Local area networks (LANs), such as carrier sense, ring and shared-media networks, are very common. Typically, they are found within a corporation or a university or among a number of closely located sites.
The type of LAN determines how the elements of the LAN are connected together. A typical carrier sense multiple access LAN is shown in FIG. 1. It includes a hub 10 to which are attached a plurality of stations 12, such as mainframe computers, workstations and personal computers. The hub 10 typically controls the communication between the stations 12 and includes in it a data bus along which messages are sent. Thus, if station 12a wants to send a message to station 12b, it first sends the message to hub 10 which provides the message to the data bus. In a carrier sense network, only the destination station, station 12b, can process the message.
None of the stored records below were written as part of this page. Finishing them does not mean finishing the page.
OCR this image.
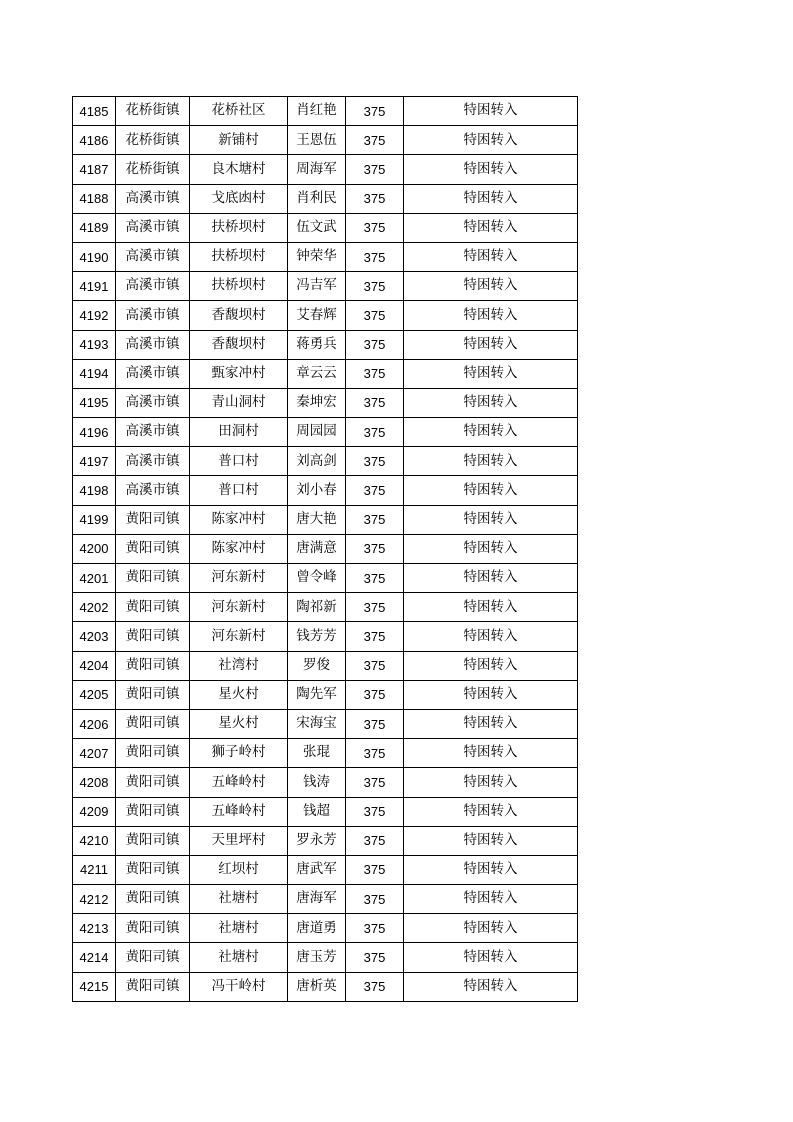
4185	花桥街镇	花桥社区	肖红艳	375	特困转入
4186	花桥街镇	新铺村	王恩伍	375	特困转入
4187	花桥街镇	良木塘村	周海军	375	特困转入
4188	高溪市镇	戈底凼村	肖利民	375	特困转入
4189	高溪市镇	扶桥坝村	伍文武	375	特困转入
4190	高溪市镇	扶桥坝村	钟荣华	375	特困转入
4191	高溪市镇	扶桥坝村	冯吉军	375	特困转入
4192	高溪市镇	香馥坝村	艾春辉	375	特困转入
4193	高溪市镇	香馥坝村	蒋勇兵	375	特困转入
4194	高溪市镇	甄家冲村	章云云	375	特困转入
4195	高溪市镇	青山洞村	秦坤宏	375	特困转入
4196	高溪市镇	田洞村	周园园	375	特困转入
4197	高溪市镇	普口村	刘高剑	375	特困转入
4198	高溪市镇	普口村	刘小春	375	特困转入
4199	黄阳司镇	陈家冲村	唐大艳	375	特困转入
4200	黄阳司镇	陈家冲村	唐满意	375	特困转入
4201	黄阳司镇	河东新村	曾令峰	375	特困转入
4202	黄阳司镇	河东新村	陶祁新	375	特困转入
4203	黄阳司镇	河东新村	钱芳芳	375	特困转入
4204	黄阳司镇	社湾村	罗俊	375	特困转入
4205	黄阳司镇	星火村	陶先军	375	特困转入
4206	黄阳司镇	星火村	宋海宝	375	特困转入
4207	黄阳司镇	狮子岭村	张琨	375	特困转入
4208	黄阳司镇	五峰岭村	钱涛	375	特困转入
4209	黄阳司镇	五峰岭村	钱超	375	特困转入
4210	黄阳司镇	天里坪村	罗永芳	375	特困转入
4211	黄阳司镇	红坝村	唐武军	375	特困转入
4212	黄阳司镇	社塘村	唐海军	375	特困转入
4213	黄阳司镇	社塘村	唐道勇	375	特困转入
4214	黄阳司镇	社塘村	唐玉芳	375	特困转入
4215	黄阳司镇	冯干岭村	唐析英	375	特困转入
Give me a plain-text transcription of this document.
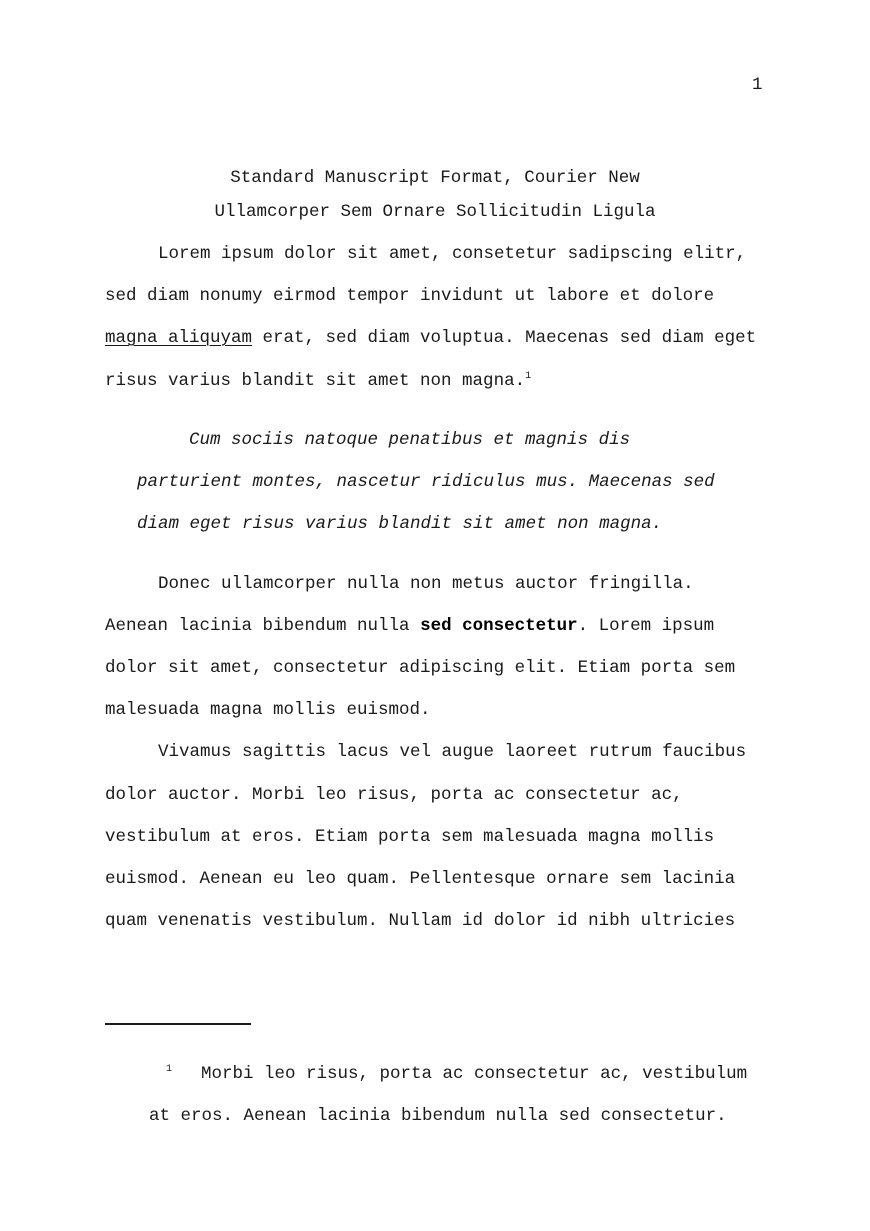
1
Standard Manuscript Format, Courier New
Ullamcorper Sem Ornare Sollicitudin Ligula
Lorem ipsum dolor sit amet, consetetur sadipscing elitr,
sed diam nonumy eirmod tempor invidunt ut labore et dolore
magna aliquyam erat, sed diam voluptua. Maecenas sed diam eget
risus varius blandit sit amet non magna.$^1$
Cum sociis natoque penatibus et magnis dis
parturient montes, nascetur ridiculus mus. Maecenas sed
diam eget risus varius blandit sit amet non magna.
Donec ullamcorper nulla non metus auctor fringilla.
Aenean lacinia bibendum nulla sed consectetur. Lorem ipsum
dolor sit amet, consectetur adipiscing elit. Etiam porta sem
malesuada magna mollis euismod.
Vivamus sagittis lacus vel augue laoreet rutrum faucibus
dolor auctor. Morbi leo risus, porta ac consectetur ac,
vestibulum at eros. Etiam porta sem malesuada magna mollis
euismod. Aenean eu leo quam. Pellentesque ornare sem lacinia
quam venenatis vestibulum. Nullam id dolor id nibh ultricies
1 Morbi leo risus, porta ac consectetur ac, vestibulum
at eros. Aenean lacinia bibendum nulla sed consectetur.
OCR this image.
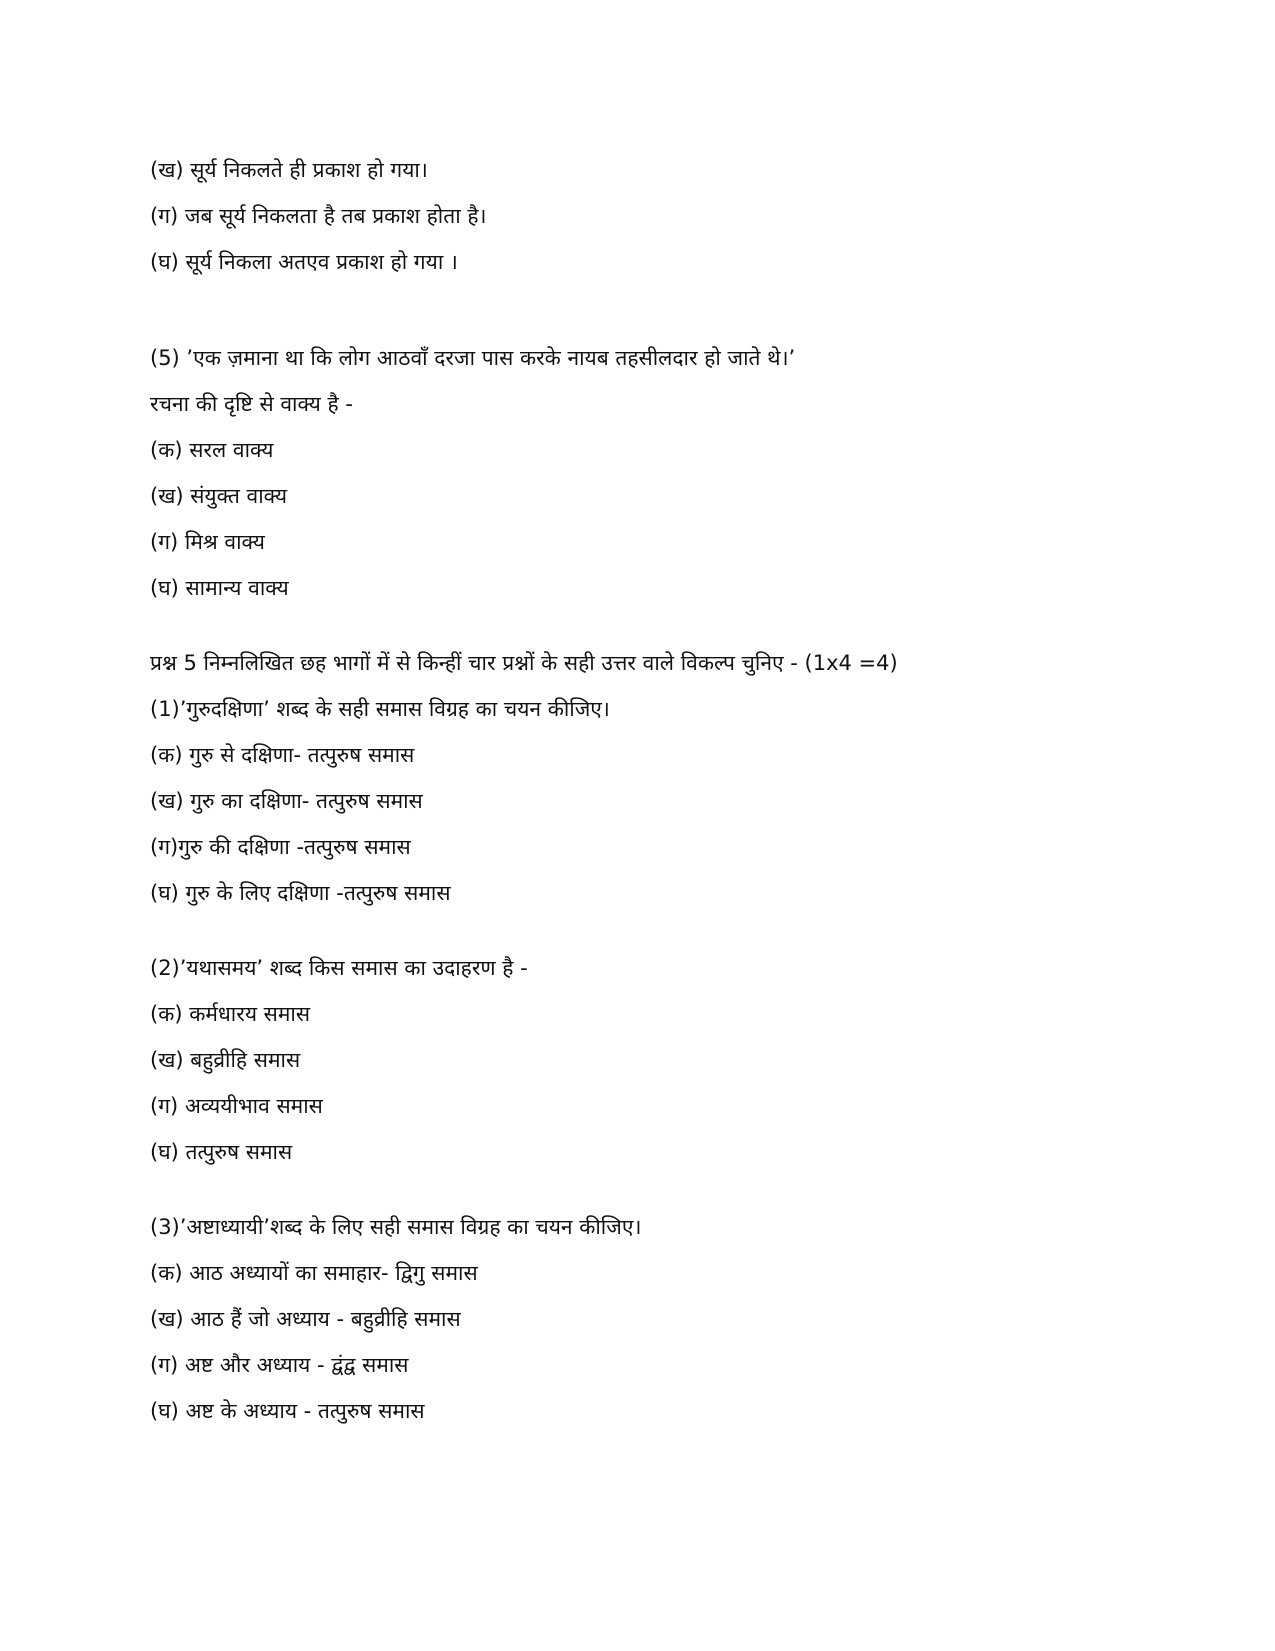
(ख) सूर्य निकलते ही प्रकाश हो गया।
(ग) जब सूर्य निकलता है तब प्रकाश होता है।
(घ) सूर्य निकला अतएव प्रकाश हो गया ।
(5) ’एक ज़माना था कि लोग आठवाँ दरजा पास करके नायब तहसीलदार हो जाते थे।’
रचना की दृष्टि से वाक्य है -
(क) सरल वाक्य
(ख) संयुक्त वाक्य
(ग) मिश्र वाक्य
(घ) सामान्य वाक्य
प्रश्न 5 निम्नलिखित छह भागों में से किन्हीं चार प्रश्नों के सही उत्तर वाले विकल्प चुनिए - (1x4 =4)
(1)’गुरुदक्षिणा’ शब्द के सही समास विग्रह का चयन कीजिए।
(क) गुरु से दक्षिणा- तत्पुरुष समास
(ख) गुरु का दक्षिणा- तत्पुरुष समास
(ग)गुरु की दक्षिणा -तत्पुरुष समास
(घ) गुरु के लिए दक्षिणा -तत्पुरुष समास
(2)’यथासमय’ शब्द किस समास का उदाहरण है -
(क) कर्मधारय समास
(ख) बहुव्रीहि समास
(ग) अव्ययीभाव समास
(घ) तत्पुरुष समास
(3)’अष्टाध्यायी’शब्द के लिए सही समास विग्रह का चयन कीजिए।
(क) आठ अध्यायों का समाहार- द्विगु समास
(ख) आठ हैं जो अध्याय - बहुव्रीहि समास
(ग) अष्ट और अध्याय - द्वंद्व समास
(घ) अष्ट के अध्याय - तत्पुरुष समास
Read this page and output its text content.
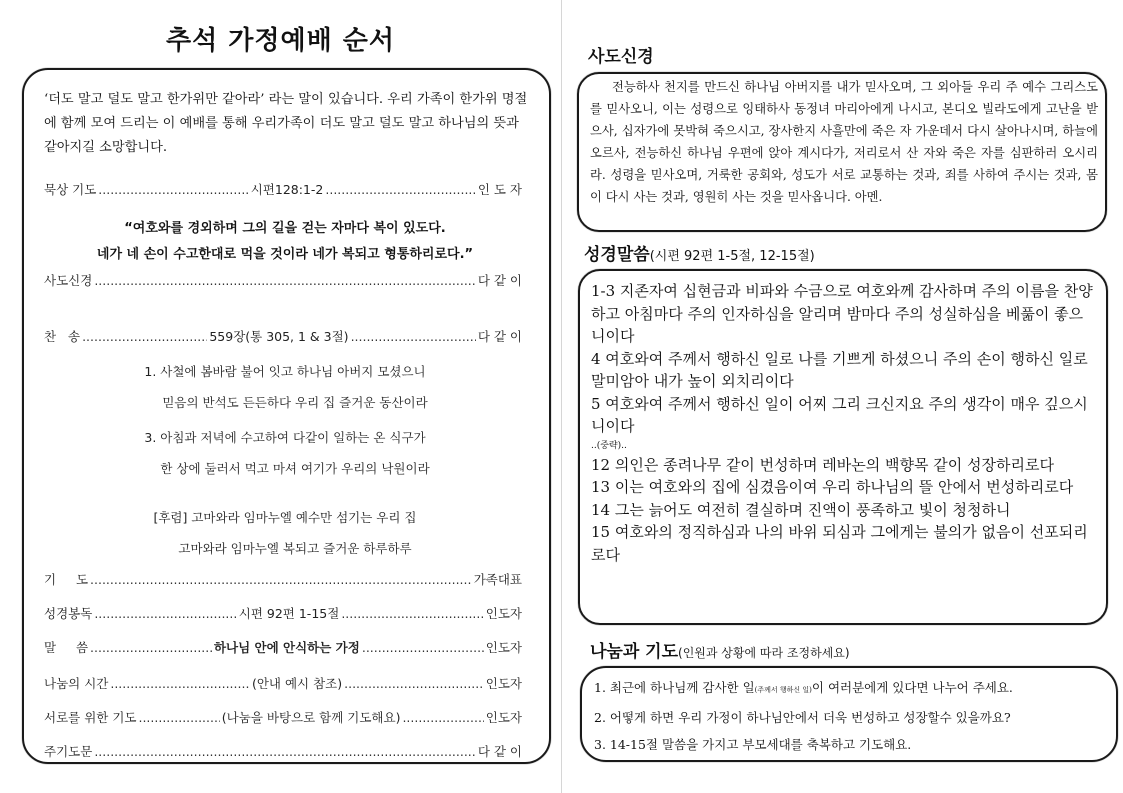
추석 가정예배 순서
‘더도 말고 덜도 말고 한가위만 같아라’ 라는 말이 있습니다. 우리 가족이 한가위 명절에 함께 모여 드리는 이 예배를 통해 우리가족이 더도 말고 덜도 말고 하나님의 뜻과 같아지길 소망합니다.
묵상 기도 .....	시편128:1-2 .....	인 도 자
“여호와를 경외하며 그의 길을 걷는 자마다 복이 있도다.
네가 네 손이 수고한대로 먹을 것이라 네가 복되고 형통하리로다.”
사도신경 .....	다 같 이
찬   송 .....	559장(통 305, 1 & 3절) .....	다 같 이
1. 사철에 봄바람 불어 잇고 하나님 아버지 모셨으니
믿음의 반석도 든든하다 우리 집 즐거운 동산이라
3. 아침과 저녁에 수고하여 다같이 일하는 온 식구가
한 상에 둘러서 먹고 마셔 여기가 우리의 낙원이라
[후렴] 고마와라 임마누엘 예수만 섬기는 우리 집
고마와라 임마누엘 복되고 즐거운 하루하루
기     도 .....	가족대표
성경봉독 .....	시편 92편 1-15절 .....	인도자
말     씀 .....	하나님 안에 안식하는 가정 .....	인도자
나눔의 시간 .....	(안내 예시 참조) .....	인도자
서로를 위한 기도 .....	(나눔을 바탕으로 함께 기도해요) .....	인도자
주기도문 .....	다 같 이
사도신경
전능하사 천지를 만드신 하나님 아버지를 내가 믿사오며, 그 외아들 우리 주 예수 그리스도를 믿사오니, 이는 성령으로 잉태하사 동정녀 마리아에게 나시고, 본디오 빌라도에게 고난을 받으사, 십자가에 못박혀 죽으시고, 장사한지 사흘만에 죽은 자 가운데서 다시 살아나시며, 하늘에 오르사, 전능하신 하나님 우편에 앉아 계시다가, 저리로서 산 자와 죽은 자를 심판하러 오시리라. 성령을 믿사오며, 거룩한 공회와, 성도가 서로 교통하는 것과, 죄를 사하여 주시는 것과, 몸이 다시 사는 것과, 영원히 사는 것을 믿사옵니다. 아멘.
성경말씀(시편 92편 1-5절, 12-15절)
1-3 지존자여 십현금과 비파와 수금으로 여호와께 감사하며 주의 이름을 찬양하고 아침마다 주의 인자하심을 알리며 밤마다 주의 성실하심을 베풂이 좋으니이다
4 여호와여 주께서 행하신 일로 나를 기쁘게 하셨으니 주의 손이 행하신 일로 말미암아 내가 높이 외치리이다
5 여호와여 주께서 행하신 일이 어찌 그리 크신지요 주의 생각이 매우 깊으시니이다
..(중략)..
12 의인은 종려나무 같이 번성하며 레바논의 백향목 같이 성장하리로다
13 이는 여호와의 집에 심겼음이여 우리 하나님의 뜰 안에서 번성하리로다
14 그는 늙어도 여전히 결실하며 진액이 풍족하고 빛이 청청하니
15 여호와의 정직하심과 나의 바위 되심과 그에게는 불의가 없음이 선포되리로다
나눔과 기도(인원과 상황에 따라 조정하세요)
1. 최근에 하나님께 감사한 일(주께서 행하신 일)이 여러분에게 있다면 나누어 주세요.
2. 어떻게 하면 우리 가정이 하나님안에서 더욱 번성하고 성장할수 있을까요?
3. 14-15절 말씀을 가지고 부모세대를 축복하고 기도해요.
Each type of network typically includes a number of layers of communication. For example, according to the Reference Model of Open Systems Interconnection (OSI), there are the following seven layers: physical, data link, network, transport, session, presentation and application.
As is known in the art, the physical layer is the elements which provide the physical interconnection of the stations 12 and the hub 10. It simply sends and receives digital data.
The data link layer, or medium access control (MAC) layer, removes any noisy data, retransmits poorly received data and breaks the digital data received by the physical layer into packets of data for later processing by the higher layers. The packets of data typically include physical source and destination addresses as well as the logical source (or user) and destination information and the message being sent.
The network layer determines the routing of packets of data between stations. The other, higher, layers provide direct communication between the physical source and destination as well as the logical source and destination. The headers and control information which form part of messages on the network are utilized, in the higher layers, to determine the destination station and the user, the final destination, who has an account on the destination station.
A full description of network communication can be found in the book Computer Networks by Andrew S. Tanenbaum, Prentice-Hall, Inc. Englewood Cliffs, N.J., 1981.
It is known that a network can be accessed by an unauthorized user. Networks and individual stations 12 typically reduce this problem by requiring that each user be identified by a user name and a password. The sophistication of the user name and password depend on the level of security required. However, an unauthorized user can breach the security if he can connect his computer to the network and if he knows, or can guess, the username and password of another user. This type of security is known as "end user" security.
Since data freely move about the data bus of the network, anyone who can access the data bus can process the data to read the messages. A network analyzer 14 is one apparatus which can process network data. It can be utilized to determine if any unauthorized users attempted to access the network. If an unauthorized user is found, he can be shut off from the network. However, since the analysis operation is performed after the messages are sent on the network (i.e. off-line), the unauthorized user cannot be shut down as soon as he begins to operate. Thus, the unauthorized user has a window of at least several seconds to operate.
European Patent Publication 431,751-A1 describes a multiport repeater for a LAN. It operates to ensure that only designated receivers receive their messages. In effect, it ensures that the network analyzer 14 can not "eavesdrop" on the data moving about the data bus. To do this, Publication 431,751-A1 corrupts each message for all destinations except the designated destination.
Despite many attempts to tighten network security, it is still a widespread problem.